The cherry on top came when we were walking around looking for an open laundry place with a dryer. My stomach along the line of my leggings was itchy and I found a line of bedbug bites going across my stomach to my back. These bites were not there when I left Phnom Penh, meaning I had a little friend in my pants. In my fricken pants. So not cool.
At this point I sat on the pavement doing some confused mix of laughing and crying and asking what on earth we were going to do. Step one, breathe (always and forever step one), step two, get an ice cream, step three, buy a new shirt and shorts.
I felt loads better after the ice cream, buying a new shirt, pulling shorts out of the quarantine zone (the veranda) and checking them for bedbugs and showering. Unfortunately because my clothes were all in quarantine, I wore the same thing for two days, because that’s how long it took to find a place with a dryer.
We gave this little laundry man some good business. And we took our backpacks to the park in garbage bags so they could bake that way.
This is where we met Michael. Unfortunately I never got a photo of Michael. Michael is an Australian man who lives in the park in Ho Chi Minh where we were frying bedbugs. As he tells it, he came to Vietnam with lots of money but fell in love with Vietnamese women who took his money and left. Twice this happened to him, and now he lives in the park teaching Buddhist monks English for free. And he is dating a Vietnamese working girl. Yes, he is dating a prostitute.

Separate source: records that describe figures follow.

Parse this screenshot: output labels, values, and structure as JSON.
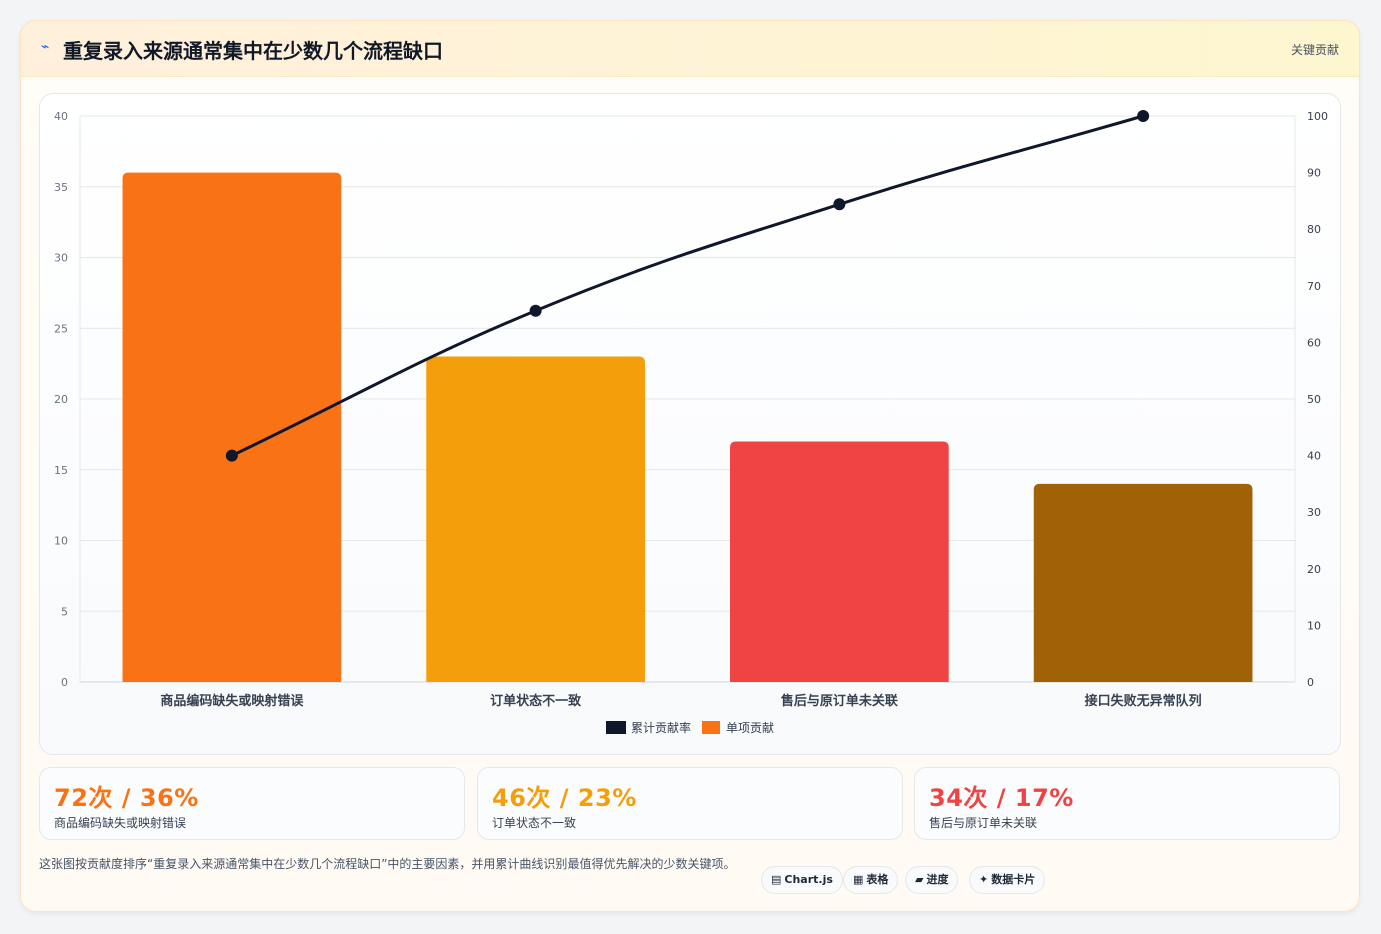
{
  "header": {
    "icon": "lightning-icon",
    "title": "重复录入来源通常集中在少数几个流程缺口",
    "badge": "关键贡献"
  },
  "chart_data": {
    "type": "bar",
    "categories": [
      "商品编码缺失或映射错误",
      "订单状态不一致",
      "售后与原订单未关联",
      "接口失败无异常队列"
    ],
    "series": [
      {
        "name": "单项贡献",
        "type": "bar",
        "values": [
          36,
          23,
          17,
          14
        ],
        "colors": [
          "#f97316",
          "#f59e0b",
          "#ef4444",
          "#a16207"
        ]
      },
      {
        "name": "累计贡献率",
        "type": "line",
        "values": [
          40,
          65.6,
          84.4,
          100
        ],
        "color": "#0f172a"
      }
    ],
    "y_left": {
      "min": 0,
      "max": 40,
      "ticks": [
        0,
        5,
        10,
        15,
        20,
        25,
        30,
        35,
        40
      ]
    },
    "y_right": {
      "min": 0,
      "max": 100,
      "ticks": [
        0,
        10,
        20,
        30,
        40,
        50,
        60,
        70,
        80,
        90,
        100
      ]
    },
    "legend": [
      "累计贡献率",
      "单项贡献"
    ],
    "legend_position": "bottom",
    "grid": true
  },
  "stats": [
    {
      "value": "72次 / 36%",
      "label": "商品编码缺失或映射错误",
      "color": "#f97316"
    },
    {
      "value": "46次 / 23%",
      "label": "订单状态不一致",
      "color": "#f59e0b"
    },
    {
      "value": "34次 / 17%",
      "label": "售后与原订单未关联",
      "color": "#ef4444"
    }
  ],
  "note": "这张图按贡献度排序“重复录入来源通常集中在少数几个流程缺口”中的主要因素，并用累计曲线识别最值得优先解决的少数关键项。",
  "tags": [
    {
      "icon": "▤",
      "label": "Chart.js"
    },
    {
      "icon": "▦",
      "label": "表格"
    },
    {
      "icon": "▰",
      "label": "进度"
    },
    {
      "icon": "✦",
      "label": "数据卡片"
    }
  ]
}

We played Go Fish and Cheat with him in the park for hours, as I pestered him with questions about being homeless and dating a hooker. He was really bad at cheat, every time he would go to lie he would giggle. I eventually started tanking games on purpose so he could win and feel better. He told us he wanted us to meet Lei (a terrible yet very appropriate name for a prostitute), so we agreed to meet later. By the time we went back after having dinner with two German girls who were so appalled by this story, he wasn’t there. (Also, never thought I’d say the sentence “sorry ladies, we have to leave to play cards with a hooker and a homeless man”.)
So our creepy, crawly friends led us to make a homeless friend and share a most interesting afternoon. I am pleased to say our stuff is now bedbug free, and hasn’t smelled so good since I left Canada in October. And I bought new shampoo and conditioner so my whole life just smells so darn good right now. Silver linings, am I right.